Where any money is due to a workman from an employer under a settlement or award or under the provisions of Chapter V-A or V-B of the Industrial Disputes Act, 1947 the workman himself or any other person authorised by him in writing in this behalf or in the case of death of the workman his heirs, may without prejudice to any mode of recovery, make an application to the appropriate government for the recovery of money due to him and if the appropriate government is satisfied that any money is so due, it shall issue a certificate for that amount to the Collector who shall proceed to recover the same in the same manner as an arrear of land revenue.
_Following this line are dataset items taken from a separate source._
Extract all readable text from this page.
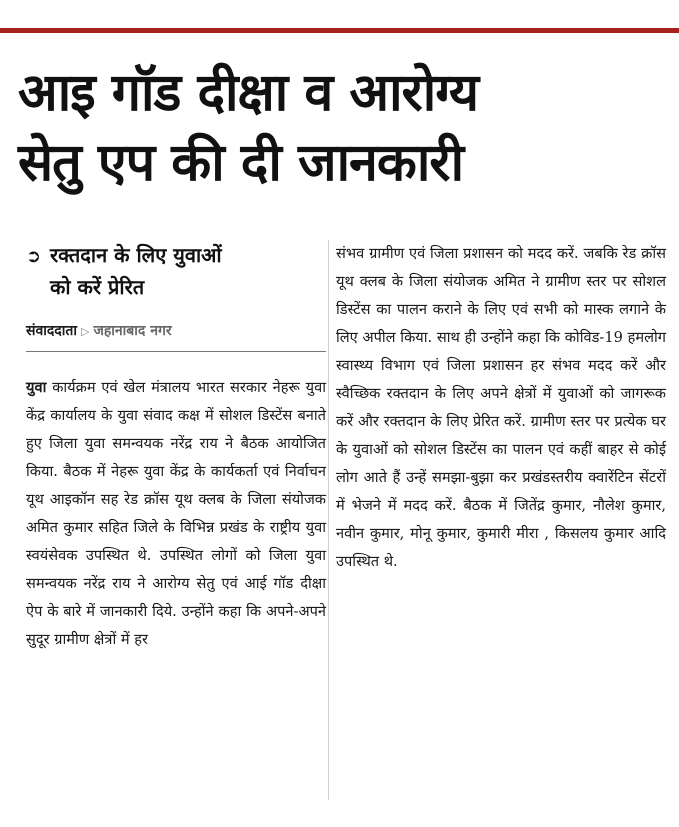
आइ गॉड दीक्षा व आरोग्य
सेतु एप की दी जानकारी
➲ रक्तदान के लिए युवाओं
को करें प्रेरित
संवाददाता ▷ जहानाबाद नगर

युवा कार्यक्रम एवं खेल मंत्रालय भारत सरकार नेहरू युवा केंद्र कार्यालय के युवा संवाद कक्ष में सोशल डिस्टेंस बनाते हुए जिला युवा समन्वयक नरेंद्र राय ने बैठक आयोजित किया. बैठक में नेहरू युवा केंद्र के कार्यकर्ता एवं निर्वाचन यूथ आइकॉन सह रेड क्रॉस यूथ क्लब के जिला संयोजक अमित कुमार सहित जिले के विभिन्न प्रखंड के राष्ट्रीय युवा स्वयंसेवक उपस्थित थे. उपस्थित लोगों को जिला युवा समन्वयक नरेंद्र राय ने आरोग्य सेतु एवं आई गॉड दीक्षा ऐप के बारे में जानकारी दिये. उन्होंने कहा कि अपने-अपने सुदूर ग्रामीण क्षेत्रों में हर

संभव ग्रामीण एवं जिला प्रशासन को मदद करें. जबकि रेड क्रॉस यूथ क्लब के जिला संयोजक अमित ने ग्रामीण स्तर पर सोशल डिस्टेंस का पालन कराने के लिए एवं सभी को मास्क लगाने के लिए अपील किया. साथ ही उन्होंने कहा कि कोविड-19 हमलोग स्वास्थ्य विभाग एवं जिला प्रशासन हर संभव मदद करें और स्वैच्छिक रक्तदान के लिए अपने क्षेत्रों में युवाओं को जागरूक करें और रक्तदान के लिए प्रेरित करें. ग्रामीण स्तर पर प्रत्येक घर के युवाओं को सोशल डिस्टेंस का पालन एवं कहीं बाहर से कोई लोग आते हैं उन्हें समझा-बुझा कर प्रखंडस्तरीय क्वारेंटिन सेंटरों में भेजने में मदद करें. बैठक में जितेंद्र कुमार, नौलेश कुमार, नवीन कुमार, मोनू कुमार, कुमारी मीरा , किसलय कुमार आदि उपस्थित थे.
All the Labour Officers in the State have been vested with the powers of Assistant Collector-1st grade for this purpose. ( Sec 33-C(1)

Computation of money or benefit due from an employer

Any workman who is entitled to receive from the employer any money or any benefit which is capable of being computed in terms of money and if any question arises as to the amount of money due or as to the amount by which such benefit should be computed, then the question shall be decided by the Labour Court specified in this behalf.

The Haryana Government has specified all the Labour Courts in the State for this purpose ( Sec 33-C(2))

PENAL PROVISIONS

The Act envisages punishment for violation of different provisions of the Act and the rules framed thereunder, especially violation of sections 25M, 25-N, 25-O and 25-T and violation of breach of settlement or award. For the violation of section 25-M and 25-N an employer is liable to be punished with imprisonment for a term which may extend to one month or with fine which may extend to one thousand rupees or with both. ( sec 25-Q)

In case of violation of section 25-O of the Act an employer is liable to be punished with imprisonment for term which may extend to six months or with fine which may extend to five thousand rupees, or with both and any employer who contravenes an order refusing to grant permission to close down an undertaking shall be punished with imprisonment for a term which may extend to one year or with fine which may extend to five thousand rupees or with both.

Where the contravention is a continuing one a further fine which may extend to two thousand rupees for every day during which the contravention continues after the conviction ( Sec 25-R).

The punishment for committing “ unfair labour practice” whether by management or workman or Trade Union is imprisonment to the extent of six months or fine which may extend to one thousand rupees or with both ( Sec 25-U)

The punishment for breach of settlement or award is imprisonment for a term which may extend to six month or with fine or with both and where the breach is a continuing one, with a further fine which may extend to two hundred rupees for every day during which the breach continues after the conviction for the first and the Court trying the offence, if it fines the offender, may direct that the whole or any part of the fine realized from him shall be paid, by way of compensation, to any person who in its opinion, has been injured by such breach ( Sec 29).